According to material I have, Marx bought the metal fork-tilt patent from an inventor before WWII; then in the early fifties improved it by forming it from plastic. This was better in at least 2 ways: As mentioned, the tab-and-slot could then be coupled to it, and it coupled more smoothly than the metal one, as it was not prone to bending out of alignment. The tongue will snap though, if hit just right and hard enough.
My only 3 rail set as a youngster was a Marx set given to me by a family whose older boy had "outgrown" his toy train set. (I got my other 3 rail "fix" from a friend that had a Lionel set.)

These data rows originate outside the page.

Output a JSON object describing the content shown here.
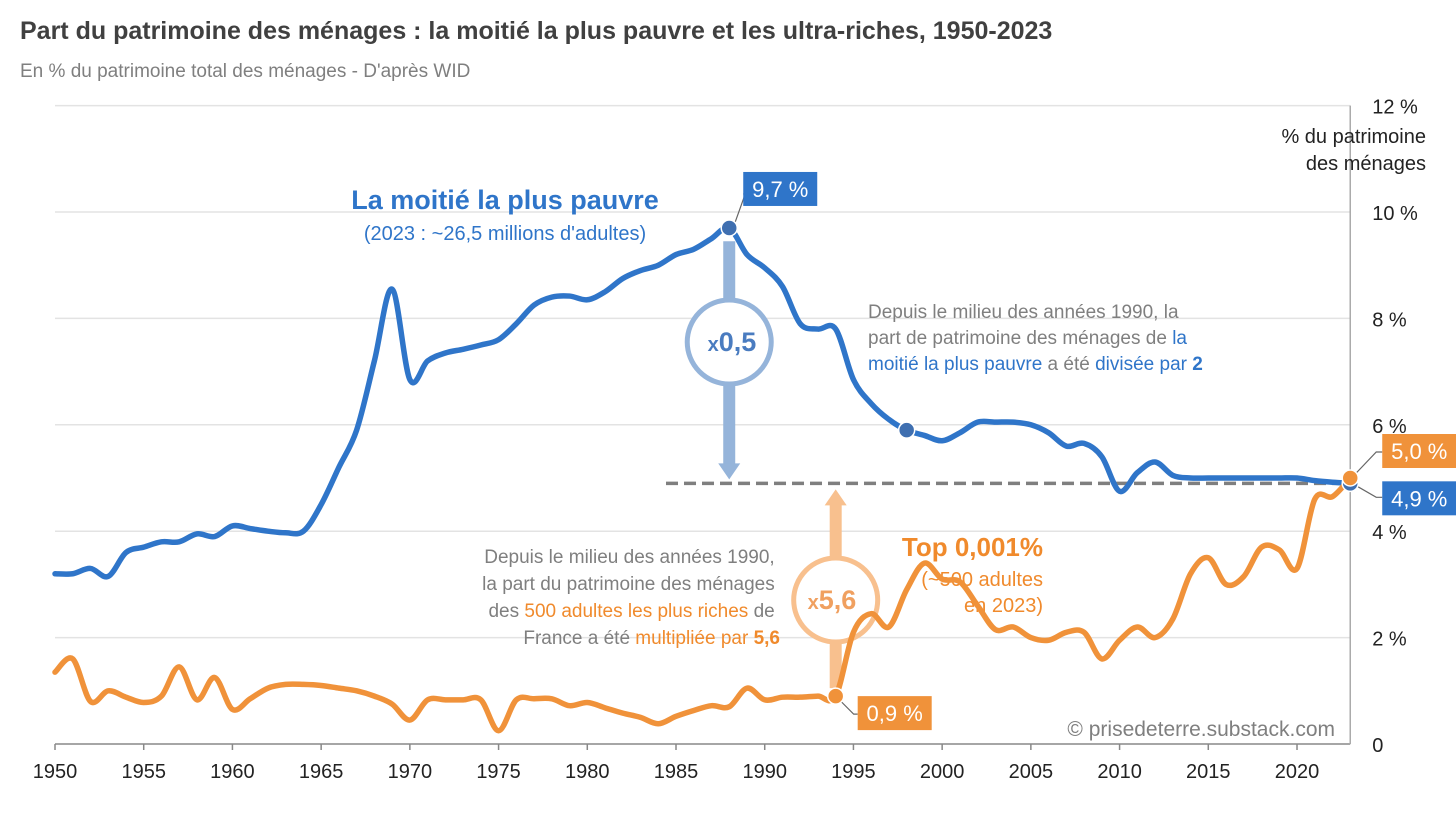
{
  "colors": {
    "blue": "#2f75c9",
    "orange": "#f0923a",
    "blue_light": "#95b4da",
    "orange_light": "#f8c08e",
    "grid": "#e3e3e3",
    "dash": "#7f7f7f"
  },
  "chart_data": {
    "type": "line",
    "title": "Part du patrimoine des ménages : la moitié la plus pauvre et les ultra-riches, 1950-2023",
    "subtitle": "En % du patrimoine total des ménages - D'après WID",
    "ylabel_line1": "% du patrimoine",
    "ylabel_line2": "des ménages",
    "ylim": [
      0,
      12
    ],
    "xlim": [
      1950,
      2023
    ],
    "y_ticks": [
      0,
      2,
      4,
      6,
      8,
      10,
      12
    ],
    "y_tick_labels": [
      "0",
      "2 %",
      "4 %",
      "6 %",
      "8 %",
      "10 %",
      "12 %"
    ],
    "x_ticks": [
      1950,
      1955,
      1960,
      1965,
      1970,
      1975,
      1980,
      1985,
      1990,
      1995,
      2000,
      2005,
      2010,
      2015,
      2020
    ],
    "x_tick_labels": [
      "1950",
      "1955",
      "1960",
      "1965",
      "1970",
      "1975",
      "1980",
      "1985",
      "1990",
      "1995",
      "2000",
      "2005",
      "2010",
      "2015",
      "2020"
    ],
    "grid": true,
    "y_axis_side": "right",
    "x_start": 1950,
    "series": [
      {
        "name": "La moitié la plus pauvre",
        "color": "blue",
        "values": [
          3.2,
          3.2,
          3.3,
          3.15,
          3.6,
          3.7,
          3.8,
          3.8,
          3.95,
          3.9,
          4.1,
          4.05,
          4.0,
          3.97,
          4.0,
          4.5,
          5.2,
          5.9,
          7.2,
          8.55,
          6.85,
          7.2,
          7.35,
          7.42,
          7.5,
          7.6,
          7.9,
          8.25,
          8.4,
          8.42,
          8.35,
          8.5,
          8.75,
          8.9,
          9.0,
          9.2,
          9.3,
          9.5,
          9.7,
          9.2,
          8.95,
          8.6,
          7.9,
          7.8,
          7.8,
          6.85,
          6.4,
          6.1,
          5.9,
          5.8,
          5.7,
          5.85,
          6.05,
          6.05,
          6.05,
          6.0,
          5.85,
          5.6,
          5.65,
          5.4,
          4.75,
          5.1,
          5.3,
          5.05,
          5.0,
          5.0,
          5.0,
          5.0,
          5.0,
          5.0,
          5.0,
          4.95,
          4.92,
          4.9
        ]
      },
      {
        "name": "Top 0,001%",
        "color": "orange",
        "values": [
          1.35,
          1.6,
          0.8,
          1.0,
          0.88,
          0.78,
          0.9,
          1.45,
          0.83,
          1.25,
          0.65,
          0.85,
          1.05,
          1.12,
          1.12,
          1.1,
          1.05,
          1.0,
          0.9,
          0.75,
          0.45,
          0.83,
          0.83,
          0.83,
          0.83,
          0.25,
          0.83,
          0.85,
          0.85,
          0.72,
          0.78,
          0.68,
          0.58,
          0.5,
          0.38,
          0.52,
          0.63,
          0.72,
          0.7,
          1.05,
          0.83,
          0.88,
          0.88,
          0.9,
          0.9,
          2.1,
          2.45,
          2.2,
          2.9,
          3.4,
          3.1,
          3.05,
          2.6,
          2.15,
          2.2,
          2.0,
          1.95,
          2.1,
          2.1,
          1.6,
          1.95,
          2.2,
          2.0,
          2.35,
          3.2,
          3.5,
          3.0,
          3.15,
          3.7,
          3.65,
          3.3,
          4.6,
          4.65,
          5.0
        ]
      }
    ],
    "reference_line": {
      "value": 4.9,
      "from_year": 1985,
      "to_year": 2023
    },
    "markers": [
      {
        "series": 0,
        "year": 1988,
        "label": "9,7 %"
      },
      {
        "series": 0,
        "year": 1998,
        "label": ""
      },
      {
        "series": 0,
        "year": 2023,
        "label": "4,9 %"
      },
      {
        "series": 1,
        "year": 1994,
        "label": "0,9 %"
      },
      {
        "series": 1,
        "year": 2023,
        "label": "5,0 %"
      }
    ],
    "annotations": {
      "blue_title": "La moitié la plus pauvre",
      "blue_sub": "(2023 : ~26,5 millions d'adultes)",
      "orange_title": "Top 0,001%",
      "orange_sub1": "(~500 adultes",
      "orange_sub2": "en 2023)",
      "ratio_blue_x": "x",
      "ratio_blue": "0,5",
      "ratio_orange_x": "x",
      "ratio_orange": "5,6",
      "blue_text": {
        "l1": "Depuis le milieu des années 1990, la",
        "l2a": "part de patrimoine des ménages de ",
        "l2b": "la",
        "l3a": "moitié la plus pauvre",
        "l3b": " a été ",
        "l3c": "divisée par ",
        "l3d": "2"
      },
      "orange_text": {
        "l1": "Depuis le milieu des années 1990,",
        "l2": "la part du patrimoine des ménages",
        "l3a": "des ",
        "l3b": "500 adultes les plus riches",
        "l3c": " de",
        "l4a": "France a été ",
        "l4b": "multipliée par ",
        "l4c": "5,6"
      },
      "copyright": "© prisedeterre.substack.com"
    }
  }
}
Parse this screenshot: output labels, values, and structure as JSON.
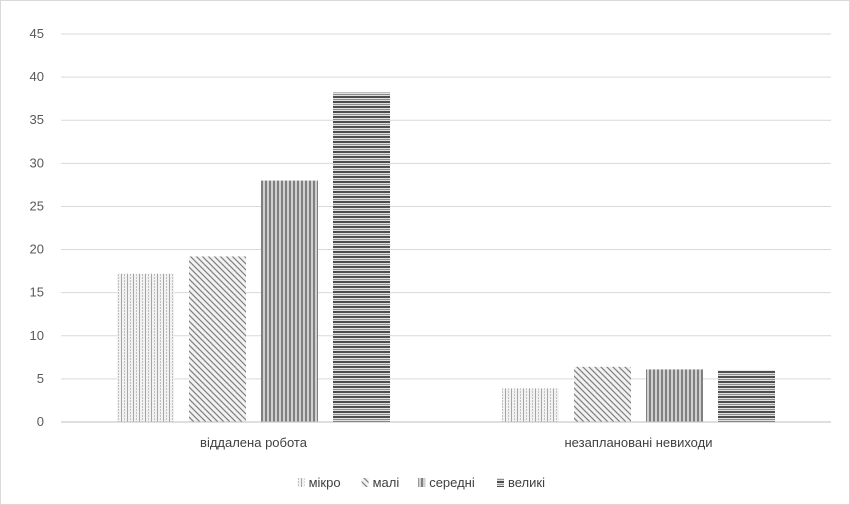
{
  "chart_data": {
    "type": "bar",
    "title": "",
    "xlabel": "",
    "ylabel": "",
    "categories": [
      "віддалена робота",
      "незаплановані невиходи"
    ],
    "series": [
      {
        "name": "мікро",
        "values": [
          17.2,
          3.9
        ],
        "pattern": "dotted-vertical"
      },
      {
        "name": "малі",
        "values": [
          19.2,
          6.4
        ],
        "pattern": "diagonal"
      },
      {
        "name": "середні",
        "values": [
          28.0,
          6.1
        ],
        "pattern": "vertical-stripes"
      },
      {
        "name": "великі",
        "values": [
          38.2,
          6.0
        ],
        "pattern": "horizontal-stripes"
      }
    ],
    "ylim": [
      0,
      45
    ],
    "yticks": [
      0,
      5,
      10,
      15,
      20,
      25,
      30,
      35,
      40,
      45
    ],
    "grid": true,
    "legend": "bottom-center",
    "colors": {
      "grid": "#d9d9d9",
      "axis": "#bfbfbf",
      "text": "#595959"
    }
  }
}
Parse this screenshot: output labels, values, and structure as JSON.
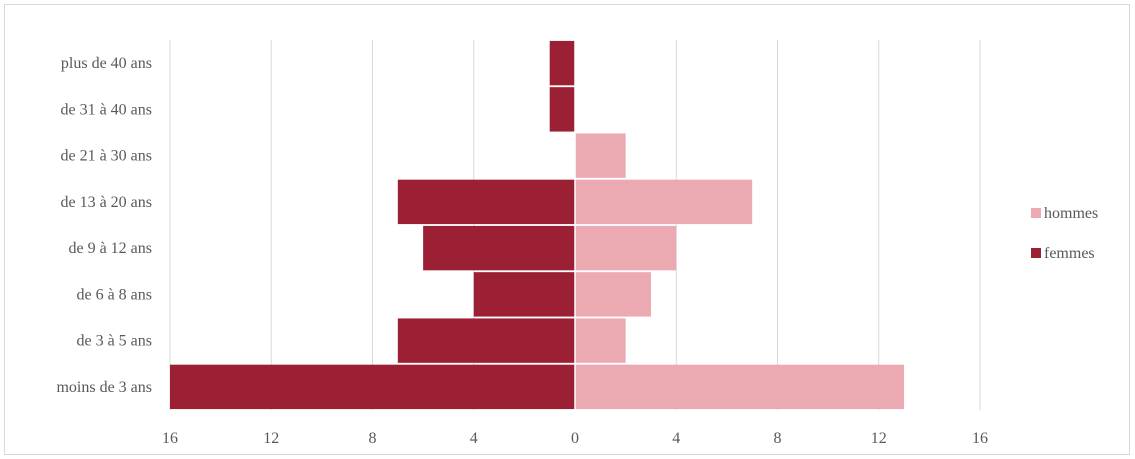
{
  "chart_data": {
    "type": "bar",
    "orientation": "horizontal",
    "layout": "population-pyramid",
    "categories": [
      "plus de 40 ans",
      "de 31 à 40 ans",
      "de 21 à 30 ans",
      "de 13 à 20 ans",
      "de 9 à 12 ans",
      "de 6 à 8 ans",
      "de 3 à 5 ans",
      "moins de 3 ans"
    ],
    "series": [
      {
        "name": "hommes",
        "color": "#eba9b2",
        "values": [
          0,
          0,
          2,
          7,
          4,
          3,
          2,
          13
        ]
      },
      {
        "name": "femmes",
        "color": "#9b2034",
        "values": [
          1,
          1,
          0,
          7,
          6,
          4,
          7,
          16
        ]
      }
    ],
    "xlim": [
      -16,
      16
    ],
    "xticks": [
      -16,
      -12,
      -8,
      -4,
      0,
      4,
      8,
      12,
      16
    ],
    "xtick_labels": [
      "16",
      "12",
      "8",
      "4",
      "0",
      "4",
      "8",
      "12",
      "16"
    ],
    "grid": true,
    "legend": "right"
  }
}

My Marx was a NYC lithographed set and to this day I recall the NYC Pacemaker boxcar the black NYC gondola and the NYC Pacemaker caboose, and its tinplate steam engine. (However I can't remember if there was a tank car or not.) I had a ton of fun with that set! The fork couplers worked GREAT. You barely touched them together and they were hooked and ready. Uncoupling was a bit of a pain, as I recall.
Anyway, I played with that set for several years until I "graduated" to a Lindberg HO train set with an SW switch engine. Loved that set, too!
Marx are cool. Really like those lithograph F units.
Funny how even with all the new stuff I collect.mth,lionel legacy ect. I still find myself looking on the bay once in a while for my uncles old set or thinking of piecing one together. They still some how have that magical appeal even to this day. Even though they were considered dime store trains as apposed to the lionel trains of that era. Plus as some have stated they still run great with a little clean up.
Question, did any of the marx steamers have a working smoke unit similar to the puffer type of the lionel's of the day. Plus what about an air whistle in the tender also?